Really, PictOpOver is the only operation we care about. If we support others, cool, but everyone's using Over. The trouble is that component-alpha rendering requires two different sources for blending: one for the source value to the blender, which is the per-channel multiplication of source and mask, and one for the source alpha for multiplying with the destination channels, which is the multiplication of the source channels by the mask alpha. So the equation for Over is:
dst.A = src.A * mask.A + (1 - (src.A * mask.A)) * dst.A dst.R = src.R * mask.R + (1 - (src.A * mask.R)) * dst.R dst.G = src.G * mask.G + (1 - (src.A * mask.G)) * dst.G dst.B = src.B * mask.B + (1 - (src.A * mask.B)) * dst.B
But we can do some simpler operations, right? How about PictOpOutReverse, which has a source factor of 0 and dest factor of (1 - source alpha). We can get the source alpha value (srca.X = src.A * mask.X) out of the texture blenders pretty easily. So we can do a component-alpha OutReverse, which gets us:
dst.A = 0 + (1 - (src.A * mask.A)) * dst.A dst.R = 0 + (1 - (src.A * mask.R)) * dst.R dst.G = 0 + (1 - (src.A * mask.G)) * dst.G dst.B = 0 + (1 - (src.A * mask.B)) * dst.B
OK. And if an op doesn't use the source alpha value for the destination factor, then we can do the channel multiplication in the texture blenders to get the source value, and ignore the source alpha that we wouldn't use.

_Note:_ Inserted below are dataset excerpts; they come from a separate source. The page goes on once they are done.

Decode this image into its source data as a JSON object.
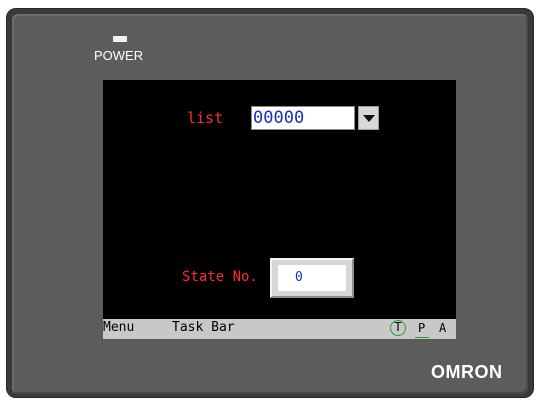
{
  "device": {
    "power_label": "POWER",
    "brand": "OMRON"
  },
  "screen": {
    "list_label": "list",
    "list_value": "00000",
    "state_label": "State No.",
    "state_value": "0"
  },
  "taskbar": {
    "menu": "Menu",
    "task_bar": "Task Bar",
    "t": "T",
    "p": "P",
    "a": "A"
  },
  "colors": {
    "label_red": "#ff2a2a",
    "value_blue": "#1c2fb8",
    "accent_green": "#2f9a3a"
  }
}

We've supported this in the Radeon driver for a long time. An example would be PictOpAdd, which does:
dst.A = src.A * mask.A + dst.A dst.R = src.R * mask.R + dst.R dst.G = src.G * mask.G + dst.G dst.B = src.B * mask.B + dst.B
Hey, this looks good! If we do a PictOpOutReverse and then a PictOpAdd right after it, we get:
dst.A = src.A * mask.A + ((1 - (src.A * mask.A)) * dst.A) dst.R = src.R * mask.R + ((1 - (src.A * mask.R)) * dst.R) dst.G = src.G * mask.G + ((1 - (src.A * mask.G)) * dst.G) dst.B = src.B * mask.B + ((1 - (src.A * mask.B)) * dst.B)
The best part is that we can do this trick easily (I think it was about 30 lines of code), with no API changes to EXA. My subpixel text on the laptop is now 1/2 speed of non-subpixel text, but 5-6 times faster than before. Sweet.